Rather than endlessly Na Na Na-ing to Hey Jude, I wish this got more attention as the go-to Beatles anthem. We all know the simple chorus, but the verses hold an inspiring message that incapsulates the hope and dreams of the time. For anyone who’s ever felt the world before them was a closed door with no way in, these words from Lennon should be enough to jolt you into action. We can’t achieve the impossible but we can all, every one of us, get as close as anyone else.

Picture the scene: It’s June 1967. Two World Wars are fresh in the memory. Mankind is taking its first steps into space, and the swinging 60’s are hitting their peak in what would retrospectively be known as the Summer of Love.

Using the latest satellite technology, global broadcasters have collaborated to broadcast ‘Our World’ the first globally live TV show. Each country had a slot to fill; we have the US at a political retreat, Canadians herding cattle, the Japanese building a subway, and the Australians explaining trams (no, really). And then it’s the UK’s turn.

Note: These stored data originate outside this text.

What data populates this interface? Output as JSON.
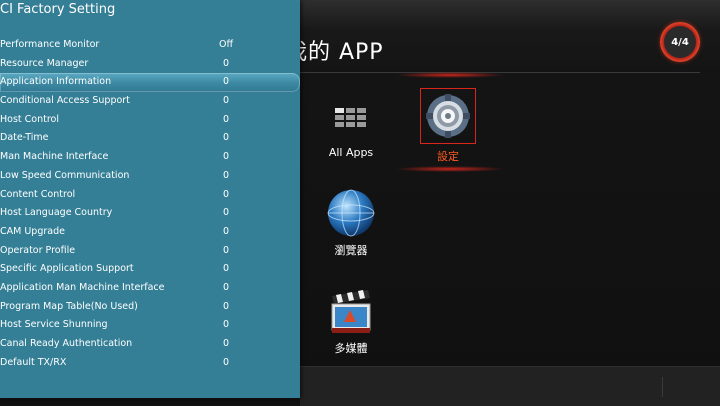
{
  "launcher": {
    "title": "我的 APP",
    "page_indicator": "4/4",
    "apps": [
      {
        "label": "All Apps",
        "icon": "grid-icon"
      },
      {
        "label": "設定",
        "icon": "gear-icon",
        "focused": true
      },
      {
        "label": "瀏覽器",
        "icon": "globe-icon"
      },
      {
        "label": "多媒體",
        "icon": "clapperboard-icon"
      }
    ],
    "colors": {
      "accent": "#d8261c",
      "focus_label": "#ff5a1e"
    }
  },
  "ci_panel": {
    "title": "CI Factory Setting",
    "background": "#347f96",
    "items": [
      {
        "name": "Performance Monitor",
        "value": "Off"
      },
      {
        "name": "Resource Manager",
        "value": "0"
      },
      {
        "name": "Application Information",
        "value": "0",
        "selected": true
      },
      {
        "name": "Conditional Access Support",
        "value": "0"
      },
      {
        "name": "Host Control",
        "value": "0"
      },
      {
        "name": "Date-Time",
        "value": "0"
      },
      {
        "name": "Man Machine Interface",
        "value": "0"
      },
      {
        "name": "Low Speed Communication",
        "value": "0"
      },
      {
        "name": "Content Control",
        "value": "0"
      },
      {
        "name": "Host Language Country",
        "value": "0"
      },
      {
        "name": "CAM Upgrade",
        "value": "0"
      },
      {
        "name": "Operator Profile",
        "value": "0"
      },
      {
        "name": "Specific Application Support",
        "value": "0"
      },
      {
        "name": "Application Man Machine Interface",
        "value": "0"
      },
      {
        "name": "Program Map Table(No Used)",
        "value": "0"
      },
      {
        "name": "Host Service Shunning",
        "value": "0"
      },
      {
        "name": "Canal Ready Authentication",
        "value": "0"
      },
      {
        "name": "Default TX/RX",
        "value": "0"
      }
    ]
  }
}
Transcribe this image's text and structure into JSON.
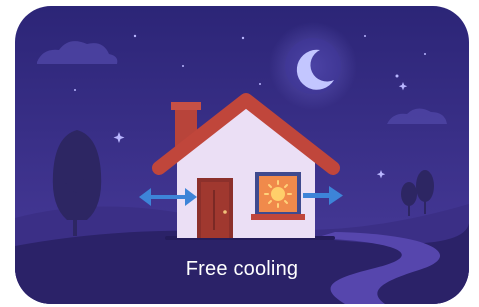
{
  "tile": {
    "label": "Free cooling",
    "scene": "house-at-night-with-airflow",
    "colors": {
      "sky_top": "#2c2577",
      "sky_bottom": "#4a3c9c",
      "hill_back": "#3c2f86",
      "hill_front": "#2a2266",
      "path": "#5a4ab3",
      "moon": "#bfc3ff",
      "roof": "#b8443a",
      "wall": "#e8dcf4",
      "door": "#8a2f2a",
      "window_sun": "#f2a23c",
      "arrow": "#3c82d6",
      "tree": "#2c2660"
    },
    "icons": [
      "moon-icon",
      "sun-icon",
      "left-arrow-icon",
      "right-arrow-icon"
    ]
  }
}
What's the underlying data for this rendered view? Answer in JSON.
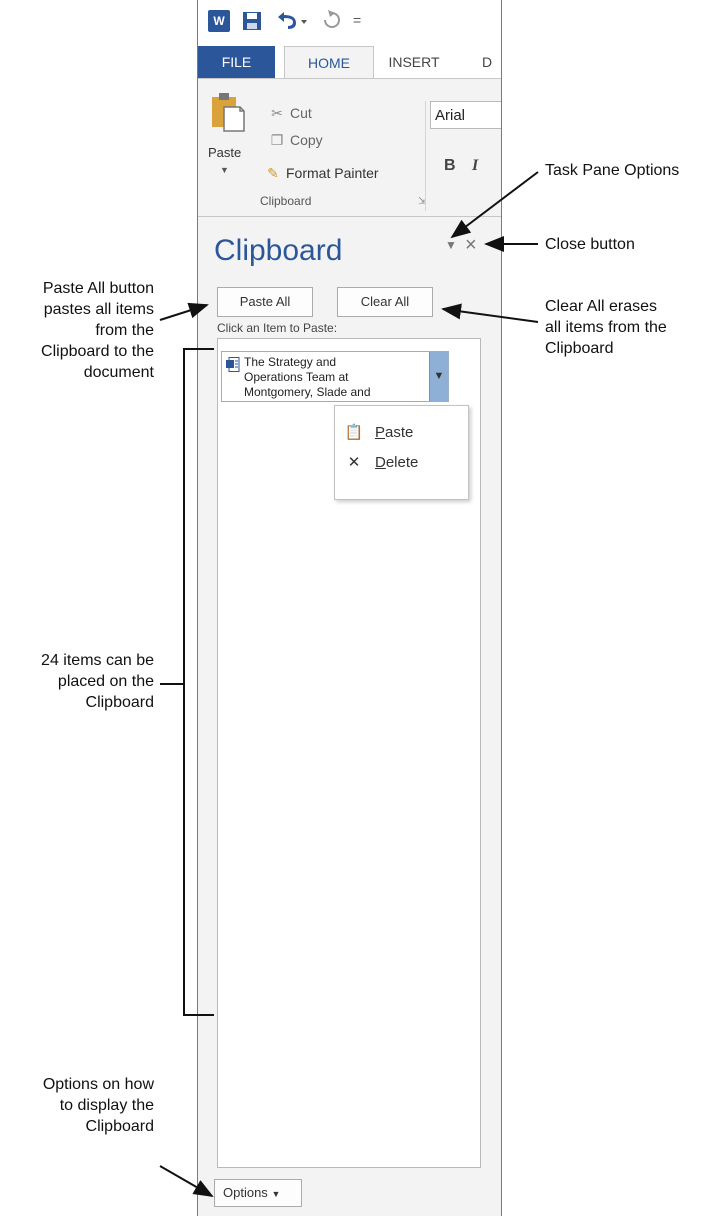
{
  "quick_access": {
    "app_icon": "W",
    "more": "="
  },
  "tabs": {
    "file": "FILE",
    "home": "HOME",
    "insert": "INSERT",
    "design": "D"
  },
  "ribbon": {
    "paste": "Paste",
    "cut": "Cut",
    "copy": "Copy",
    "format_painter": "Format Painter",
    "group_label": "Clipboard",
    "font_name": "Arial",
    "bold": "B",
    "italic": "I"
  },
  "pane": {
    "title": "Clipboard",
    "paste_all": "Paste All",
    "clear_all": "Clear All",
    "click_hint": "Click an Item to Paste:",
    "item_text": "The Strategy and\nOperations Team at\nMontgomery, Slade and",
    "context_menu": {
      "paste_rest": "aste",
      "paste_key": "P",
      "delete_key": "D",
      "delete_rest": "elete"
    },
    "options": "Options"
  },
  "callouts": {
    "task_pane_options": "Task Pane Options",
    "close_button": "Close button",
    "clear_all": "Clear All erases\nall items from the\nClipboard",
    "paste_all": "Paste All button\npastes all items\nfrom the\nClipboard to the\ndocument",
    "items_24": "24 items can be\nplaced on the\nClipboard",
    "options": "Options on how\nto display the\nClipboard"
  },
  "colors": {
    "word_blue": "#2b579a",
    "item_drop": "#8fb0d6"
  }
}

There’s The Beatles (and notable friends) huddled in Abbey Road. After an awkward couple of seconds of George Martin in the control room a trumpet announces their arrival, and they start playing.

There’s nothing you can do that can’t be done
Nothing you can sing that can’t be sung
Nothing you can do but you can learn how to be you in time.
It’s easy.

Nothing you can know that isn’t known,
Nothing you can see that isn’t shown,
Nowhere you can be, you’re where you’re meant to be,
It’s easy.

All you need is love.
(All together now)

Well said. Merry Christmas, everybody.